From Scott’s blog WILL AUTOMATION LEAD TO ECONOMIC CRISIS?. This is not a post by Scott himself, but rather a written collaboration by two guest contributors about a mutually agreed upon topic:
Adversarial collaboration on the question: “Automation/AI will not lead to a general, sustained economic crisis within our lifetimes or for the foreseeable future. Automation/AI’s effects into the future will have effects similar to technology’s effects in the past and, on the whole, follow the general trend.”
In recent years, especially since 2008, it has become intellectually fashionable among the educated and pundit-class to predict that automation will cause massive and irreplaceable job loss. Andrew Yang, who is considered one of the ‘smarter’ and economically-savvy candidates, has built an entire platform around this concern, promising a UBI to help ameliorate and rectify technology-induced unemployment (or what economists call structural unemployment). A Google search for “technology job loss” reveals enough entries, published in the past 5 years alone, to take a lifetime to read. Although technology makes some jobs obsolete, it also helps create new jobs, such as jobs pertaining to information technology or social media, which decades ago didn’t exist. The concern however is that a threshold will be crossed in which this job-replacement mechanism that economists take for granted, fails. At some point, technology will cease creating new jobs, the result being permanent job loss and a much smaller labor force.
My opinion is such fears are unfounded. However, I have a new, important mitigating factor that I have not yet covered which I think can help resolve this debate. It finally dawned on me possibly the best, most succinct and convincing answer to this topic.
Consider a recent article about how Americans are creating ‘phone farms’ to profit from advertisers, by emulating human click and video-watching behavior.
Why buy a bunch of phones when this can be emulated with software. The answer is, these websites are complicated and, presumably, have advanced anti-spam systems in place, so creating a C or php program to emulate human user behavior would be too costly and difficult. Such a program could cost $30k or more, which is beyond the budget of the vast majority of individuals and would need to be modified constantly to account for changes of the underlying social network or service it is exploiting. Humans can instantly adapt at no cost. This is an example of how low-tech can beat high-tech and why the robot/AI ‘job apocalypse’ may never come.

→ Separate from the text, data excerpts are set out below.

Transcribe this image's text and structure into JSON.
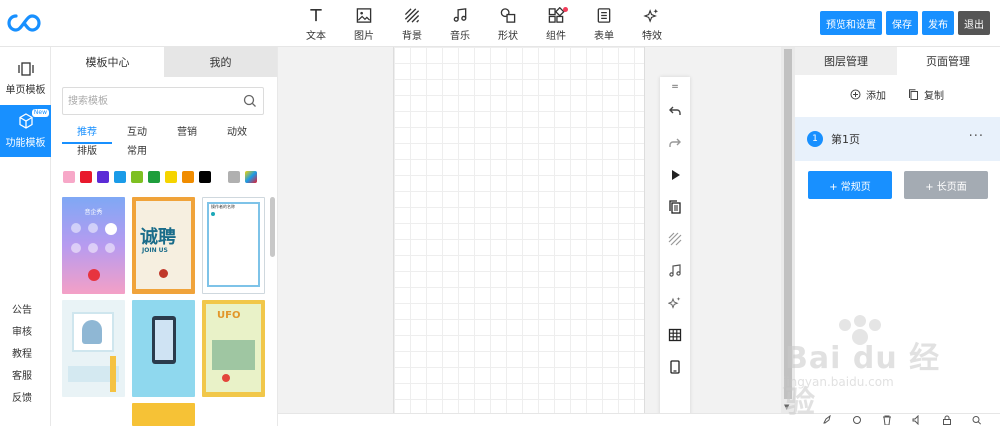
{
  "app": {
    "logo_icon": "infinity-logo-icon"
  },
  "toolbar": {
    "tools": [
      {
        "label": "文本",
        "icon": "text-icon"
      },
      {
        "label": "图片",
        "icon": "image-icon"
      },
      {
        "label": "背景",
        "icon": "background-icon"
      },
      {
        "label": "音乐",
        "icon": "music-icon"
      },
      {
        "label": "形状",
        "icon": "shape-icon"
      },
      {
        "label": "组件",
        "icon": "component-icon",
        "badge": true
      },
      {
        "label": "表单",
        "icon": "form-icon"
      },
      {
        "label": "特效",
        "icon": "sparkle-icon"
      }
    ],
    "actions": {
      "preview": "预览和设置",
      "save": "保存",
      "publish": "发布",
      "exit": "退出"
    }
  },
  "rail": {
    "items": [
      {
        "label": "单页模板",
        "icon": "single-page-icon"
      },
      {
        "label": "功能模板",
        "icon": "cube-icon",
        "badge": "New"
      }
    ],
    "links": [
      "公告",
      "审核",
      "教程",
      "客服",
      "反馈"
    ]
  },
  "templates": {
    "tabs": [
      "模板中心",
      "我的"
    ],
    "search_placeholder": "搜索模板",
    "categories_row1": [
      "推荐",
      "互动",
      "营销",
      "动效"
    ],
    "categories_row2": [
      "排版",
      "常用"
    ],
    "swatches": [
      "#f7a8c8",
      "#e8192c",
      "#5b2bd6",
      "#1a9be8",
      "#7ec022",
      "#1e9e3c",
      "#f5d400",
      "#f08c00",
      "#000000",
      "#b0b0b0"
    ],
    "thumb_texts": {
      "t1_title": "音企秀",
      "t2_big": "诚聘",
      "t2_en": "JOIN US",
      "t3_title": "操作者的名称",
      "t6_title": "UFO"
    }
  },
  "pages": {
    "tabs": [
      "图层管理",
      "页面管理"
    ],
    "add": "添加",
    "copy": "复制",
    "list": [
      {
        "num": "1",
        "name": "第1页"
      }
    ],
    "add_normal": "+ 常规页",
    "add_long": "+ 长页面"
  },
  "watermark": {
    "text": "Bai du 经验",
    "sub": "jingyan.baidu.com"
  }
}
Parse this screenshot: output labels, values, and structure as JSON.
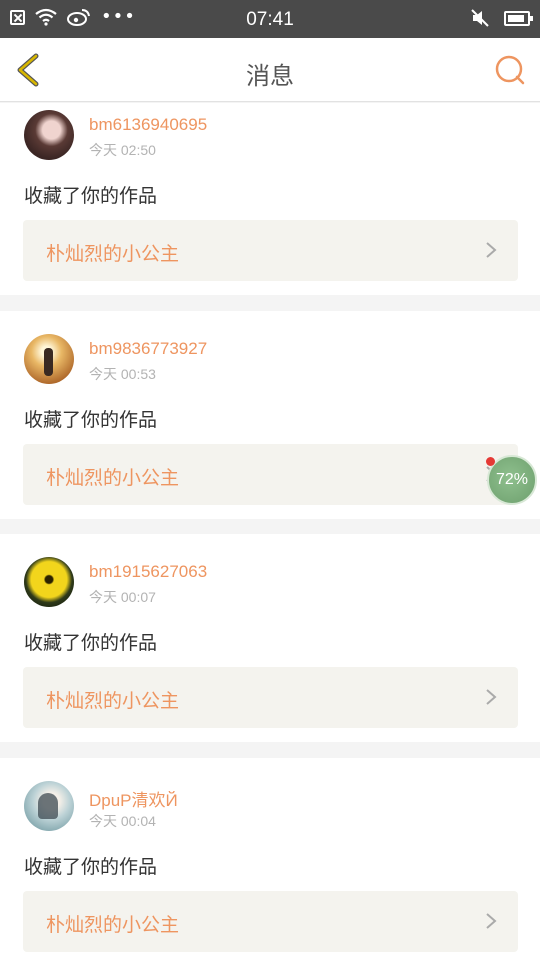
{
  "status_bar": {
    "time": "07:41",
    "icons": [
      "close-notification-icon",
      "wifi-icon",
      "weibo-icon",
      "more-dots-icon",
      "mute-icon",
      "battery-icon"
    ],
    "dots": "•••"
  },
  "nav": {
    "title": "消息",
    "back_icon": "chevron-left-icon",
    "search_icon": "search-icon"
  },
  "messages": [
    {
      "username": "bm6136940695",
      "time": "今天 02:50",
      "action": "收藏了你的作品",
      "work_title": "朴灿烈的小公主"
    },
    {
      "username": "bm9836773927",
      "time": "今天 00:53",
      "action": "收藏了你的作品",
      "work_title": "朴灿烈的小公主"
    },
    {
      "username": "bm1915627063",
      "time": "今天 00:07",
      "action": "收藏了你的作品",
      "work_title": "朴灿烈的小公主"
    },
    {
      "username": "DpuP清欢Й",
      "time": "今天 00:04",
      "action": "收藏了你的作品",
      "work_title": "朴灿烈的小公主"
    }
  ],
  "floating_widget": {
    "label": "72%"
  },
  "colors": {
    "accent": "#ee9560",
    "status_bar_bg": "#4a4a4a",
    "link_bg": "#f4f3ee",
    "back_icon": "#c9a800"
  }
}
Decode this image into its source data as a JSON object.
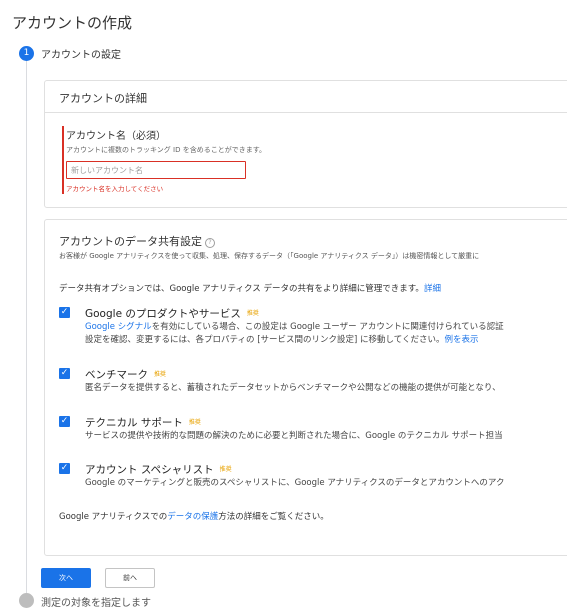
{
  "page": {
    "title": "アカウントの作成"
  },
  "stepper": {
    "step1_number": "1",
    "step1_label": "アカウントの設定",
    "step2_label": "測定の対象を指定します"
  },
  "details": {
    "title": "アカウントの詳細",
    "field_label": "アカウント名（必須）",
    "field_hint": "アカウントに複数のトラッキング ID を含めることができます。",
    "input_placeholder": "新しいアカウント名",
    "input_value": "",
    "error_text": "アカウント名を入力してください"
  },
  "sharing": {
    "title": "アカウントのデータ共有設定",
    "help_icon_glyph": "?",
    "description": "お客様が Google アナリティクスを使って収集、処理、保存するデータ（「Google アナリティクス データ」）は機密情報として厳重に",
    "intro_text": "データ共有オプションでは、Google アナリティクス データの共有をより詳細に管理できます。",
    "intro_link": "詳細",
    "options": [
      {
        "title": "Google のプロダクトやサービス",
        "badge": "推奨",
        "checked": true,
        "desc1_link": "Google シグナル",
        "desc1_rest": "を有効にしている場合、この設定は Google ユーザー アカウントに関連付けられている認証",
        "desc2_text": "設定を確認、変更するには、各プロパティの [サービス間のリンク設定] に移動してください。",
        "desc2_link": "例を表示"
      },
      {
        "title": "ベンチマーク",
        "badge": "推奨",
        "checked": true,
        "desc": "匿名データを提供すると、蓄積されたデータセットからベンチマークや公開などの機能の提供が可能となり、"
      },
      {
        "title": "テクニカル サポート",
        "badge": "推奨",
        "checked": true,
        "desc": "サービスの提供や技術的な問題の解決のために必要と判断された場合に、Google のテクニカル サポート担当"
      },
      {
        "title": "アカウント スペシャリスト",
        "badge": "推奨",
        "checked": true,
        "desc": "Google のマーケティングと販売のスペシャリストに、Google アナリティクスのデータとアカウントへのアク"
      }
    ],
    "footer_pre": "Google アナリティクスでの",
    "footer_link": "データの保護",
    "footer_post": "方法の詳細をご覧ください。"
  },
  "buttons": {
    "next": "次へ",
    "previous": "前へ"
  },
  "colors": {
    "accent": "#1a73e8",
    "error": "#d93025",
    "badge": "#e8a200"
  }
}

The same for fake Amazon reviews. In theory, any human browser behavior can be emulated by a sufficiently advanced program such as by using proxies, changing user agents, faking a human writing style, mimicking mouse clicks, etc., and such a program may over the long-run pay for itself, but the initial costs are high enough that few can afford it, making humans necessary.
As society becomes increasingly complicated and competitive, humans are needed more than ever in order to adapt to sudden and unpredictable changes, in which software and automation falls short.
Or consider the industry of fake Facebook likes. Why not code a Facebook script that can do this rather than hiring people to click ‘like’ buttons. Such scripts exist, but they are not sophisticated enough to reliably fool Facebook’s increasingly advanced and constantly evolving anti-spam algorithms, and to create a script that can fool Facebook would be so initially expensive that using humans is cheaper and lower risk from a financial standpoint. Facebook requires authentic Facebook accounts that are tied to real users. User actions (such as likes and shares) by new and fake Facebook accounts are more likely to be filtered by Facebook’s algorithms or suspended. Just as there exists the ‘dark web,’ the fake-web is a multi-billion dollar industry that spans globally, that seeks to reproduce and emulate real human behavior, whether it’s manipulating Yelp or Amazon reviews or astroturfing a political or corporate agenda.
A pizzeria of today, save for LCD-display menus instead of letter boards or chalk menus, is indistinguishable from a pizzeria of 50 years ago. There are still people cleaning tables and floors and operating the cashiers and ovens. This phenomenon of low-tech, low-skill jobs being harder to automate than high-tech jobs is not a new observation and is covered in the original link, but if a Pizza Hut or McDonald’s franchise owner were, in theory, to try automate those jobs and replace them with robots, it would be so prohibitively expensive in the short-run that even if it paid for itself after 30 years, it would not be feasible. The first computers were so expensive that only the largest of institutions and companies could afford them and realize the productivity gains. The US government used IBM tabulating computers to speed up compiling Census results, but it took almost 2 generations for this capability to become mainstream and affordable enough for average businesses and individuals.